Filippos Christianos,Georgios Papoudakis,Matthieu Zimmer,Thomas Coste,Zhihao Wu,Jingxuan Chen,Khyati Khandelwal,James Doran,Xidong Feng,Jiacheng Liu,Zheng Xiong,Yicheng Luo,Jianye Hao,Kun Shao,Haitham Bou-Ammar,Jun Wang

from arxiv, paper and appendix, 27 pages

A key method for creating Artificial Intelligence (AI) agents is Reinforcement Learning (RL). However, constructing a standalone RL policy that maps perception to action directly encounters severe problems, chief among them being its lack of generality across multiple tasks and the need for a large amount of training data. The leading cause is that it cannot effectively integrate prior information into the perception-action cycle when devising the policy. Large language models (LLMs) emerged as a fundamental way to incorporate cross-domain knowledge into AI agents but lack crucial learning and adaptation toward specific decision problems. This paper presents a general framework model for integrating and learning structured reasoning into AI agents' policies. Our methodology is motivated by the modularity found in the human brain. The framework utilises the construction of intrinsic and extrinsic functions to add previous understandings of reasoning structures. It also provides the adaptive ability to learn models inside every module or function, consistent with the modular structure of cognitive processes. We describe the framework in-depth and compare it with other AI pipelines and existing frameworks. The paper explores practical applications, covering experiments that show the effectiveness of our method. Our results indicate that AI agents perform and adapt far better when organised reasoning and prior knowledge are embedded. This opens the door to more resilient and general AI agent systems.

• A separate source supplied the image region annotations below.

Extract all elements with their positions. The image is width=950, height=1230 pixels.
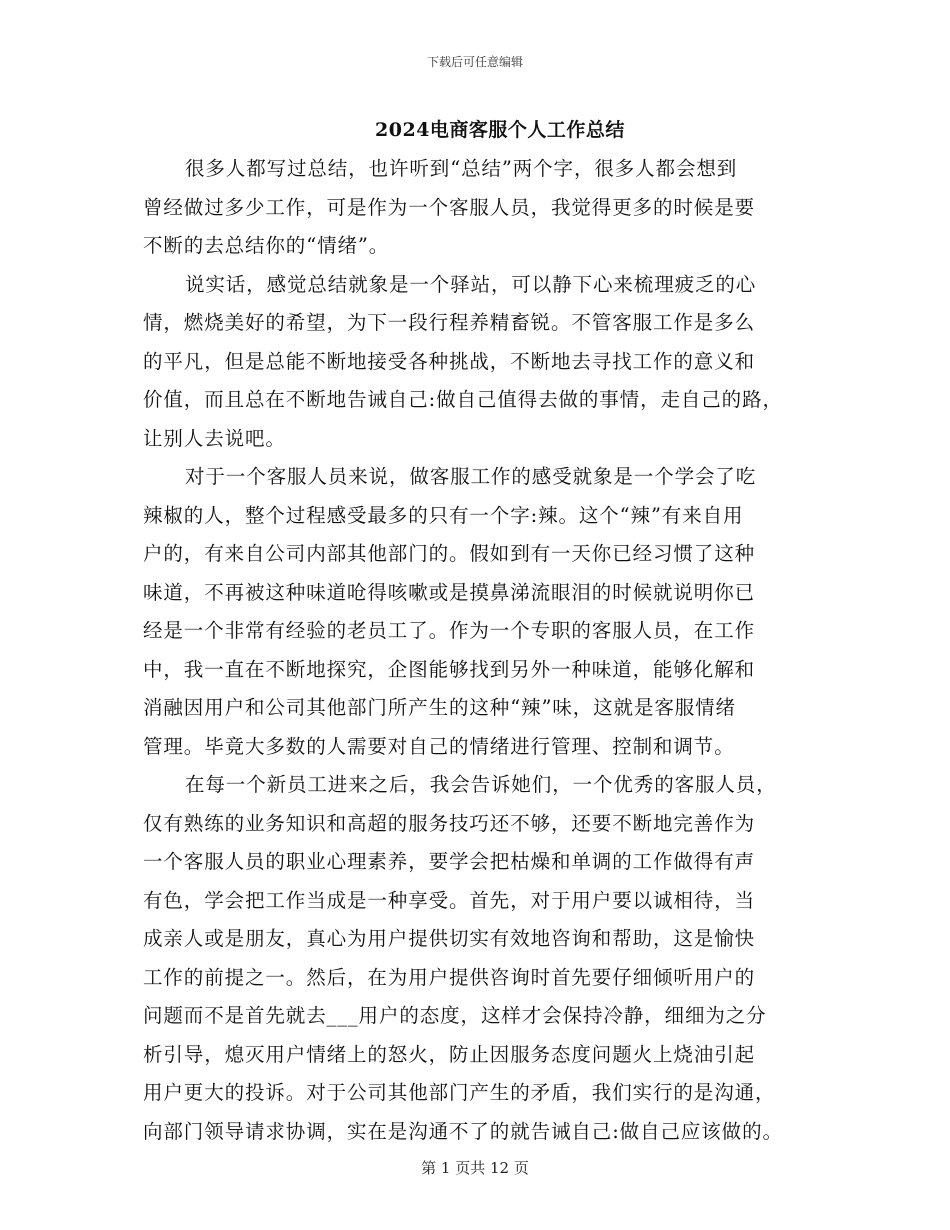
text-line: 问题而不是首先就去___用户的态度，这样才会保持冷静，细细为之分 <box>143 1004 767 1027</box>
text-line: 工作的前提之一。然后，在为用户提供咨询时首先要仔细倾听用户的 <box>143 965 756 989</box>
text-line: 中，我一直在不断地探究，企图能够找到另外一种味道，能够化解和 <box>143 657 756 681</box>
text-line: 价值，而且总在不断地告诫自己:做自己值得去做的事情，走自己的路， <box>143 388 783 411</box>
text-line: 不断的去总结你的“情绪”。 <box>143 234 390 257</box>
text-line: 在每一个新员工进来之后，我会告诉她们，一个优秀的客服人员， <box>185 773 777 796</box>
text-line: 曾经做过多少工作，可是作为一个客服人员，我觉得更多的时候是要 <box>143 195 756 219</box>
text-line: 成亲人或是朋友，真心为用户提供切实有效地咨询和帮助，这是愉快 <box>143 927 756 950</box>
text-line: 管理。毕竟大多数的人需要对自己的情绪进行管理、控制和调节。 <box>143 734 735 758</box>
text-line: 析引导，熄灭用户情绪上的怒火，防止因服务态度问题火上烧油引起 <box>143 1042 756 1066</box>
page-number-footer: 第 1 页共 12 页 <box>421 1159 529 1177</box>
text-line: 很多人都写过总结，也许听到“总结”两个字，很多人都会想到 <box>185 157 738 180</box>
text-line: 户的，有来自公司内部其他部门的。假如到有一天你已经习惯了这种 <box>143 542 756 565</box>
text-line: 让别人去说吧。 <box>143 426 286 450</box>
text-line: 有色，学会把工作当成是一种享受。首先，对于用户要以诚相待，当 <box>143 888 756 912</box>
text-line: 对于一个客服人员来说，做客服工作的感受就象是一个学会了吃 <box>185 465 757 488</box>
text-line: 味道，不再被这种味道呛得咳嗽或是摸鼻涕流眼泪的时候就说明你已 <box>143 580 756 604</box>
text-line: 说实话，感觉总结就象是一个驿站，可以静下心来梳理疲乏的心 <box>185 272 757 296</box>
text-line: 一个客服人员的职业心理素养，要学会把枯燥和单调的工作做得有声 <box>143 850 756 873</box>
text-line: 仅有熟练的业务知识和高超的服务技巧还不够，还要不断地完善作为 <box>143 811 756 835</box>
text-line: 经是一个非常有经验的老员工了。作为一个专职的客服人员，在工作 <box>143 619 756 642</box>
text-line: 消融因用户和公司其他部门所产生的这种“辣”味，这就是客服情绪 <box>143 696 736 719</box>
text-line: 的平凡，但是总能不断地接受各种挑战，不断地去寻找工作的意义和 <box>143 349 756 373</box>
text-line: 情，燃烧美好的希望，为下一段行程养精畜锐。不管客服工作是多么 <box>143 311 756 334</box>
text-line: 用户更大的投诉。对于公司其他部门产生的矛盾，我们实行的是沟通， <box>143 1081 776 1104</box>
document-title: 2024电商客服个人工作总结 <box>375 119 625 141</box>
text-line: 向部门领导请求协调，实在是沟通不了的就告诫自己:做自己应该做的。 <box>143 1119 783 1143</box>
header-note: 下载后可任意编辑 <box>426 55 523 69</box>
body-text <box>143 150 833 1151</box>
text-line: 辣椒的人，整个过程感受最多的只有一个字:辣。这个“辣”有来自用 <box>143 503 744 527</box>
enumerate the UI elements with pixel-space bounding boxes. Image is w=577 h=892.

翻译：构建人工智能智能体的关键方法之一是强化学习。然而，直接构建从感知到行动的独立强化学习策略会面临严重问题，主要体现在跨任务通用性不足以及需要大量训练数据。根本原因在于，在设计策略时无法有效将先验信息整合到感知-行动循环中。大语言模型作为将跨领域知识融入人工智能智能体的基础方式出现，但缺乏针对特定决策问题的关键学习与自适应能力。本文提出一个通用框架模型，用于将结构化推理整合并学习到人工智能智能体的策略中。该方法受人类大脑模块化特性启发，通过构建内在与外在函数来融入既有推理结构的先验理解，同时提供在每个模块或函数内部进行模型学习的自适应能力，这与认知过程的模块化结构一致。我们深入描述了该框架，并将其与其他人工智能流水线和现有框架进行了比较。本文探索了实际应用，并通过实验证明了该方法的有效性。结果表明，当组织化推理与先验知识被嵌入时，人工智能智能体的性能与自适应能力显著提升。这为构建更具韧性和通用性的人工智能智能体系统开辟了道路。